Truth is, there's no reliable way of judging the environmental commitments of companies—all companies, not just the ecogroovy brands we know and love. Ecolabels, activist watchdogs, and governmental regulatory schemes can't tell us. They focus on what is in the product, but not on the upstream activities involved in producing it.

There is one positive trend. A number of companies are creating scorecards that analyze the environmental attributes of their products with the aim of using this information to make gradual, systematic improvements. Since 2001, for example, SC Johnson, maker of Drano, Fantastik, Glade, Off!, Pledge, and Raid, has used a system called Greenlist to rate raw materials based on their environmental and health impact. Each product receives an overall score based on its composition, and the company tries to improve those scores every year. Greenlist has since been called the gold standard of toxics reduction efforts by environmentalists. Other corporate scorecards measure the energy, materials, water, or greenhouse gases associated with their products' sourcing, manufacture, and use.

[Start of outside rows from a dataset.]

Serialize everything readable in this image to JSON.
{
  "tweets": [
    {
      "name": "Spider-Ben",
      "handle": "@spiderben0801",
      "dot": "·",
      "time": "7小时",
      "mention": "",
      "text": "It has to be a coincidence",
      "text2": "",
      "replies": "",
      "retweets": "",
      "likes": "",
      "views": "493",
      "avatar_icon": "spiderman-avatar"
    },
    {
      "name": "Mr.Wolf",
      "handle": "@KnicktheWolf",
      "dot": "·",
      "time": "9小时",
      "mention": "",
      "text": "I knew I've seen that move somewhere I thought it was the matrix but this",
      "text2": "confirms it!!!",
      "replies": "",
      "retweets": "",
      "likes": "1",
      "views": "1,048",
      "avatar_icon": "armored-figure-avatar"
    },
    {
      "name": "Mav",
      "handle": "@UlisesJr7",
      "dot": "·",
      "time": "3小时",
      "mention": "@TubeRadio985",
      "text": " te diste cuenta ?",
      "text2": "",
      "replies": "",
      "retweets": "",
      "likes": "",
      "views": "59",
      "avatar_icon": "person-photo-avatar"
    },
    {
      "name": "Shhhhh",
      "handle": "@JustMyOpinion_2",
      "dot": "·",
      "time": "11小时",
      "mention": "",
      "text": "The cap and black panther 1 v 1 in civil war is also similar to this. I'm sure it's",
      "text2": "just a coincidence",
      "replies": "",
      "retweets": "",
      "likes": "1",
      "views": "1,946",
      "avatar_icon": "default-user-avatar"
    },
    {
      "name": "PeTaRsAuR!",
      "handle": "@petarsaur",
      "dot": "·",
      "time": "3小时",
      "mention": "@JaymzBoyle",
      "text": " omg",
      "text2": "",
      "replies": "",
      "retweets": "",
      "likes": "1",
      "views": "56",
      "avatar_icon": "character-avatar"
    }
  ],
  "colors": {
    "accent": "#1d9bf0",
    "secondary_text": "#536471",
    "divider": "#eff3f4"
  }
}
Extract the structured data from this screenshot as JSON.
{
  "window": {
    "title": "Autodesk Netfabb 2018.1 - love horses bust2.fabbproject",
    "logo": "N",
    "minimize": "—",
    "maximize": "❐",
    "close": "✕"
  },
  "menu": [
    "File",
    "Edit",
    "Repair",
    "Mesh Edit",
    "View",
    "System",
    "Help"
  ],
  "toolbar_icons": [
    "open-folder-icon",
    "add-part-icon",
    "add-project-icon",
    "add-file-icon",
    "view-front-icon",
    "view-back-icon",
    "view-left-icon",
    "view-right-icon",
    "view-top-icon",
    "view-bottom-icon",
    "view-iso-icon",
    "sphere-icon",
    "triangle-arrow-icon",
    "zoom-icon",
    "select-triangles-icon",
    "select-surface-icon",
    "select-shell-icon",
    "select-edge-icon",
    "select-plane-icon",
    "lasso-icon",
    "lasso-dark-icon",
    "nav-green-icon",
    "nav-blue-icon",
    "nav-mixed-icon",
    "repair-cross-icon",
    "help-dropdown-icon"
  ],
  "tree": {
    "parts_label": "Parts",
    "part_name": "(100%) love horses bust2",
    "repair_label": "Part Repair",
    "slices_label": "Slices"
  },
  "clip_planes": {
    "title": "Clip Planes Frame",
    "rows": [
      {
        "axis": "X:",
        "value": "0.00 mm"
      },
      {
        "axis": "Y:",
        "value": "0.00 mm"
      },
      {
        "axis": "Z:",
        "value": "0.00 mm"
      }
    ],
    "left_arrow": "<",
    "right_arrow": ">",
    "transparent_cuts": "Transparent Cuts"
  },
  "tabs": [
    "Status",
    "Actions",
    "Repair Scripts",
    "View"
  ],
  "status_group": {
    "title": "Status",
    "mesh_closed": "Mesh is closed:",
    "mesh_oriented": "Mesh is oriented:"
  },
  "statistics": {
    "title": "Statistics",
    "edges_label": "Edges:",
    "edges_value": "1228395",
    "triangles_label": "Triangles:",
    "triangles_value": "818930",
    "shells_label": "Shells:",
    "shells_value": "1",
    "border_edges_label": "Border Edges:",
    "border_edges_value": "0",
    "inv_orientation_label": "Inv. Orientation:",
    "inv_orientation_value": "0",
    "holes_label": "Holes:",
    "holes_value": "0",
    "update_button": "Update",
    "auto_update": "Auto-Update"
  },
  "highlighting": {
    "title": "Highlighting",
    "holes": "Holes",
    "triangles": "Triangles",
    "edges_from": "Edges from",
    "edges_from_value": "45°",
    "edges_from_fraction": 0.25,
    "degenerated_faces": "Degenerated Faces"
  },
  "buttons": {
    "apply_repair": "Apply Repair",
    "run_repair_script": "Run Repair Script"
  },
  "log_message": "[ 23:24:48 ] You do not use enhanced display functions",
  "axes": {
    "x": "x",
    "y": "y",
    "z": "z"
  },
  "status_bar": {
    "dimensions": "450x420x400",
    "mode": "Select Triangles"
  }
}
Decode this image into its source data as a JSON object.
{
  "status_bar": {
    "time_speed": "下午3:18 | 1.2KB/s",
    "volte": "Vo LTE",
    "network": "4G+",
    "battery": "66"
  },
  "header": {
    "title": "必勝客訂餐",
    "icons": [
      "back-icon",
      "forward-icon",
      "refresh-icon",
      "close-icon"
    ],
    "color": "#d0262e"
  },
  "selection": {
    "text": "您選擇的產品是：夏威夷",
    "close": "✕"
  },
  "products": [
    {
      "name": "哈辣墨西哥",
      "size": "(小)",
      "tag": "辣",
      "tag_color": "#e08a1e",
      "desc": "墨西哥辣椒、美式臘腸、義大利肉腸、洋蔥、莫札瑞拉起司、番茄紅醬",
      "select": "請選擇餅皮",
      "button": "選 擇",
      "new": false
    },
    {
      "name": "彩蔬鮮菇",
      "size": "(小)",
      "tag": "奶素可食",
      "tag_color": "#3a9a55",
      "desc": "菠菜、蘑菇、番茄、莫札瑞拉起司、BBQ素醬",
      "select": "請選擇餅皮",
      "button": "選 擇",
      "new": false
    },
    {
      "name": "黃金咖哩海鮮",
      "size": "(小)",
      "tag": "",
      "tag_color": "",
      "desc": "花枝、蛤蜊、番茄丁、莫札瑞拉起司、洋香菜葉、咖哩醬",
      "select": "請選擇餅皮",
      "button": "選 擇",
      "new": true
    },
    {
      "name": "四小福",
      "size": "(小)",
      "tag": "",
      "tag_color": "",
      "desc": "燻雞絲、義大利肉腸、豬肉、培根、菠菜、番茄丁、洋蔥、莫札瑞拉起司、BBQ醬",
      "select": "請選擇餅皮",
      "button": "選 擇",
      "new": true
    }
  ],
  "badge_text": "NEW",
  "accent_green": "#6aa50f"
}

That's encouraging, though the information typically isn't available to the public. But that could change if consumers started demanding accountability and transparency of their purchases beyond mere green PR. Absent good information and standards, not only are consumers frustrated, but companies fail to understand their environmental impacts—and how to reduce them.

Indeed, our purchases of green-labeled goods may be lulling us into assuming that companies are on the case—that we can, as I posited 20 years ago, have a positive impact on the environment without significantly compromising our way of life. It turned out to be a false hope: that we could shop our way to environmental health.

Clearly, we can't. It's time for a new green consumer to step into the breach, insisting that companies green up more than just their marketing claims.